La llama se le apagó a los 49 años, un 23 de julio de 2014. El cuerpo de Carmina Ordóñez era hallado sin vida en la bañera de su casa. 'La divina' siempre fue consecuente con su vida y la experimentó con intensidad y drama. Desde los hombres que la dejaron huella, como Paquirri, del que dicen que el último sonido que salió de sus labios fue el nombre de Carmen; sus tres hijos, Francisco, Cayetano y Julián; y hasta la pasión por su hermana Belén. Ella vio su trágico futuro: tenía claro que no llegaría a los 50. Y su familia y su círculo íntimo siguen llorando aquel mal augurio que tuvo.

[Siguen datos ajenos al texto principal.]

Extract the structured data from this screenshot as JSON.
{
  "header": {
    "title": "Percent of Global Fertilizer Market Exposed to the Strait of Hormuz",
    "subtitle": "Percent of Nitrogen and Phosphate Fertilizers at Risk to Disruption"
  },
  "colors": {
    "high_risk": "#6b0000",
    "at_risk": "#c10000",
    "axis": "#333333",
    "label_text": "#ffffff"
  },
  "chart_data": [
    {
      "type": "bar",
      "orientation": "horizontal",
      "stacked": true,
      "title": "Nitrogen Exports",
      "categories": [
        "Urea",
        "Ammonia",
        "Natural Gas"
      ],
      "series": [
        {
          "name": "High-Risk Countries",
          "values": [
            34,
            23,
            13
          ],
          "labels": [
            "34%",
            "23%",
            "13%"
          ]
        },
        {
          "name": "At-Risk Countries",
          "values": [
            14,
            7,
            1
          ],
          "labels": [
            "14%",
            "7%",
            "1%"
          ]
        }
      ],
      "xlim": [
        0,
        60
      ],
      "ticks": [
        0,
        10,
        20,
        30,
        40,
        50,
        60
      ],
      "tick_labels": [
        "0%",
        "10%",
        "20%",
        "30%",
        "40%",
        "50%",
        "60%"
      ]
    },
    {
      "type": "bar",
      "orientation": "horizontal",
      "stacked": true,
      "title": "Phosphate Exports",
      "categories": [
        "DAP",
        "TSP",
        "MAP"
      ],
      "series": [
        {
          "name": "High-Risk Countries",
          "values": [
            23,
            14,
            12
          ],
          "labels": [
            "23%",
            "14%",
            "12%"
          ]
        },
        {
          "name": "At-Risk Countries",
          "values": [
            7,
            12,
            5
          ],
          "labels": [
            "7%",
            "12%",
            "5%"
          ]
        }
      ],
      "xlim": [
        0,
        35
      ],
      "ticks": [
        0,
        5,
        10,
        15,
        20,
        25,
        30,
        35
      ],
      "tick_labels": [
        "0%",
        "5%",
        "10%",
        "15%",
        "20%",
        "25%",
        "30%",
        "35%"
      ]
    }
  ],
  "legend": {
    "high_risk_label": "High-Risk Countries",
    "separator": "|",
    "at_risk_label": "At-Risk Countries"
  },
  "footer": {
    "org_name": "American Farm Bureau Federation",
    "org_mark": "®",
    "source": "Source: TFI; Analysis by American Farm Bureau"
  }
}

Por esta pasión conque vivió, Carmina fue carne de crónica social. Ordóñez fue protagonista de la época dorada de la prensa rosa, junto a Lola Flores y Rocío Jurado. Sus muertes echaron la llave a aquella etapa, que no volvió jamás. Como enamorada de El Rocío, donde quedarán para la posteridad sus lágrimas y sus fiestas, una parte de sus cenizas fueron esparcidas en las marismas de Doñana. El resto descansan en los otros dos lugares que marcaron su vida: Ronda y Marrakech.